On Tuesday 01 January 2013 18:36:01 Martin Schreiber wrote:
>
> So #n or #nn or #nnn or #nnnn or #nnnnn always means Unicode codepoint and
> will be at compiletime converted to an 8bit character sequence depending on
> {$codepage} and stored in a cpstrnew with the codepage of {$codepage} if
> assigned to a cpstrnew variable?
> And if the constant is assigned to a UnicodeString variable the Unicode
> codepoints are converted and stored to a utf-16 16bit character sequence at
> compiletime independent if they contain codepoints > 255?

Hans-Peter Diettrich wrote:
>> That string contains codepoints > #255 and hence is a unicodestring
>> rather than a single byte string. No conversion at either compile or
>> run time happens, and the codepage directive has no influence.
> Does this really mean that, when the codes > #255 are removed, the
> remaining codes have a different meaning?
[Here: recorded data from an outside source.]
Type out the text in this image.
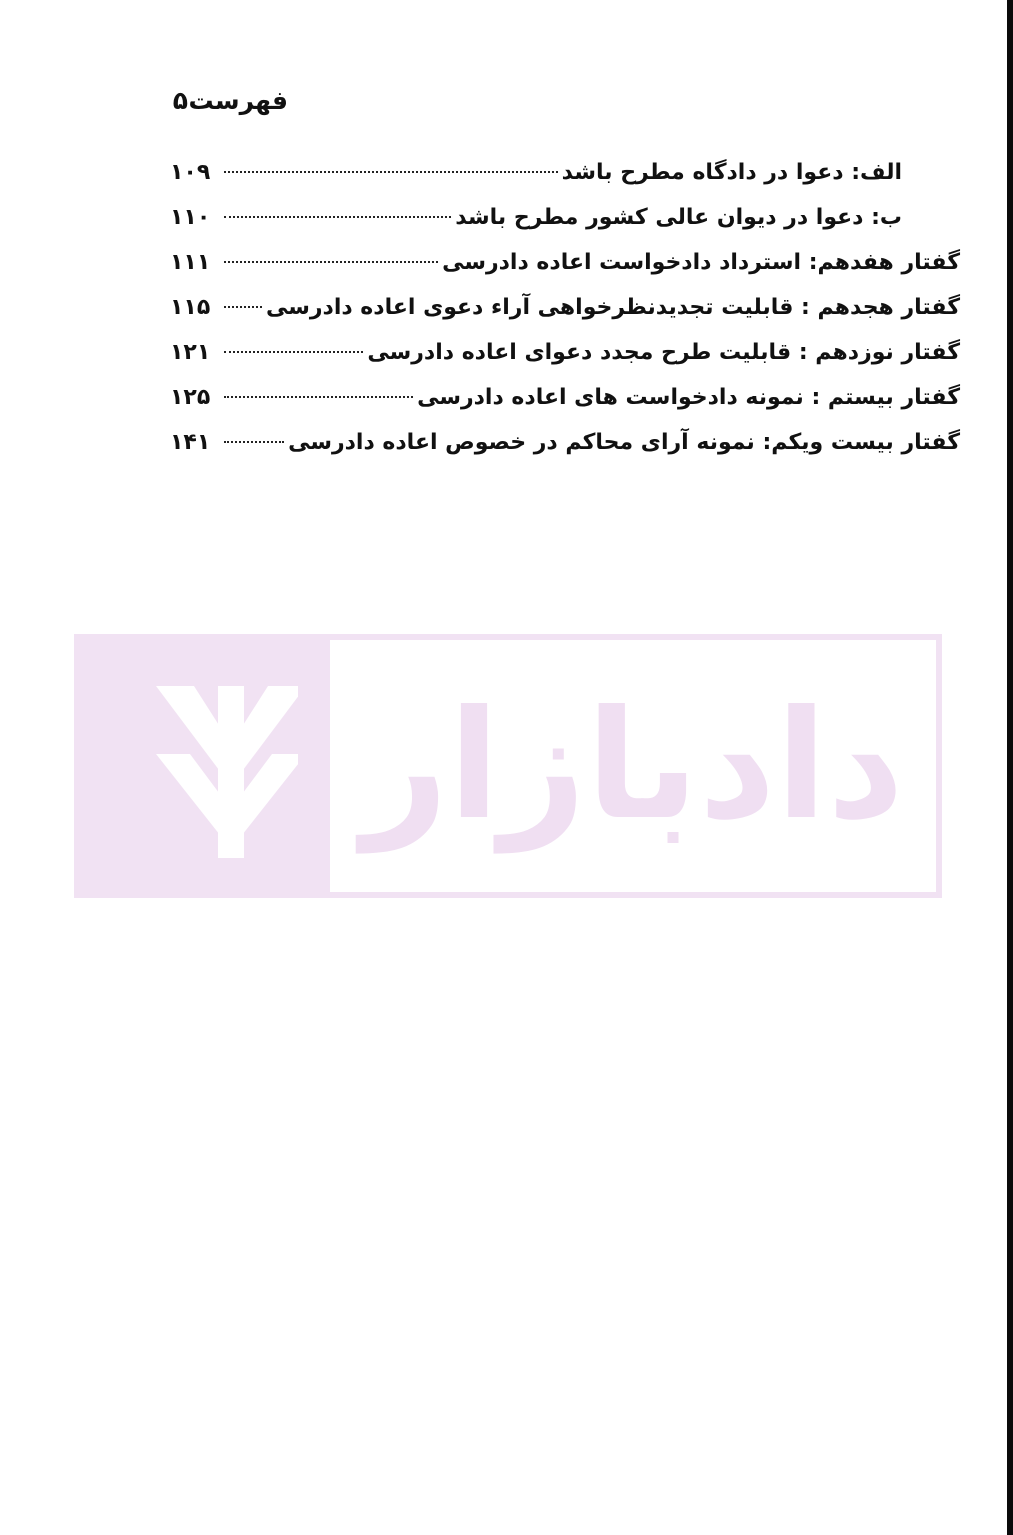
فهرست
۵
الف: دعوا در دادگاه مطرح باشد
۱۰۹
ب: دعوا در دیوان عالی کشور مطرح باشد
۱۱۰
گفتار هفدهم: استرداد دادخواست اعاده دادرسی
۱۱۱
گفتار هجدهم : قابلیت تجدیدنظرخواهی آراء دعوی اعاده دادرسی
۱۱۵
گفتار نوزدهم : قابلیت طرح مجدد دعوای اعاده دادرسی
۱۲۱
گفتار بیستم : نمونه دادخواست های اعاده دادرسی
۱۲۵
گفتار بیست ویکم: نمونه آرای محاکم در خصوص اعاده دادرسی
۱۴۱
دادبازار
I'm confused. Are these stupid questions? Or should we not touch the theme 
strings and FPC anymore? But how should we be able to build serious programs 
with FPC then?

> Has somebody a link to Embarcadero documentation about the matter? I assume
> FPC trunk does exactly the same as Delphi XE3 with strings?
>
I found this:
http://docwiki.embarcadero.com/RADStudio/XE3/en/String_Types
http://docwiki.embarcadero.com/RADStudio/XE3/en/Internal_Data_Formats
http://docwiki.embarcadero.com/RADStudio/XE3/en/Fundamental_Syntactic_Elements

but I fear we can not use that information for development with Free Pascal 
because:
"
The string is represented internally as a Unicode string encoded as UTF-16. 
Characters in the Basic Multilingual Plane (BMP) take 2 bytes, and characters 
not in the BMP require 4 bytes.
"
and
"
A control string is a sequence of one or more control characters, each of 
which consists of the # symbol followed by an unsigned integer constant from 
0 to 65,535 (decimal) or from $0 to $FFFF (hexadecimal) in UTF-16 encoding, 
and denotes the character corresponding to a specified code value. Each 
integer is represented internally by 2 bytes in the string. This is useful 
for representing control characters and multibyte characters.
"
which seems to be different from Free Pascal.